A BST-based data structure for efficiently finding all intervals that overlap a given point or range.
An interval tree augments a BST with one extra field per node: max_end, the maximum high endpoint in that subtree. Intervals are keyed by their low endpoint.
Search for overlap with query [lo, hi]:
- At each node, check if its interval overlaps the query.
- If left child exists and
left.max_end >= lo, recurse left (there might be overlaps there). - Always recurse right if needed.
The max_end prune is what makes it efficient — if left.max_end < lo, no interval in the left subtree can overlap the query.
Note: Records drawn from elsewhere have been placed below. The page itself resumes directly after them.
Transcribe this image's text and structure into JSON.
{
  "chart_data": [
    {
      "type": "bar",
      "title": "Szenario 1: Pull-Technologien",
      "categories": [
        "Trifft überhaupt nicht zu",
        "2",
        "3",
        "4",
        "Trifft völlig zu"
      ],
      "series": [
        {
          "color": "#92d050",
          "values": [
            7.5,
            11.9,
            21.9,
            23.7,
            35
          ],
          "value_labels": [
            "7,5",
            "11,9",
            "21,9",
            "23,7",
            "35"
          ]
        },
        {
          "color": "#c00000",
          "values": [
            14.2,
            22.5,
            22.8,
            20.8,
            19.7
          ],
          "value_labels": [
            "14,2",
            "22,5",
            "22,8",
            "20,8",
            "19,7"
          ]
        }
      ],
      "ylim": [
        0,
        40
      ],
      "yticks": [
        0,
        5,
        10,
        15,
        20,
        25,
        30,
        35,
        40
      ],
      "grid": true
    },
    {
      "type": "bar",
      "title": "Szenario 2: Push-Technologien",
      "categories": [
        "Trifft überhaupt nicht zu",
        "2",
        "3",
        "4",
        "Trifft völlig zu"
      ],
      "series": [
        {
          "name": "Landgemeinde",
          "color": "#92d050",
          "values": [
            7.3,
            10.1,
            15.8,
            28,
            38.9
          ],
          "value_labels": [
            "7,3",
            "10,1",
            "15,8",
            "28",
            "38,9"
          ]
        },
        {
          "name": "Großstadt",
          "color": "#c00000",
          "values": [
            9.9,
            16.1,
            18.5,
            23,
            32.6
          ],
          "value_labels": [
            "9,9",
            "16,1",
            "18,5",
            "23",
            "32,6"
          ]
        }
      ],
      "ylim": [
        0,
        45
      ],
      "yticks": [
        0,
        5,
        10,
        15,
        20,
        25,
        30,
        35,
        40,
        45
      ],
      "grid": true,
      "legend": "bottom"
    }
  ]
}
| Operation | Time | Notes |
|---|---|---|
| insert | O(log n) | BST insert + max_end update |
| query (any) | O(log n) | Single path with prune |
| query (all) | O(log n + k) | k = number of results |
Space: O(n) for the tree.
Computational Geometry: Finding all line segments that intersect a vertical ray, or all rectangles overlapping a region.
Meeting Room Booking: Check if a proposed time slot overlaps any existing booking. Insert: O(log n), check: O(log n).
Genomics: Gene annotations on chromosomes are intervals. Finding which genes overlap a query region is a classic interval tree application.
Network Scheduling: Finding overlapping time ranges in packet scheduling, bandwidth reservation, or QoS policies.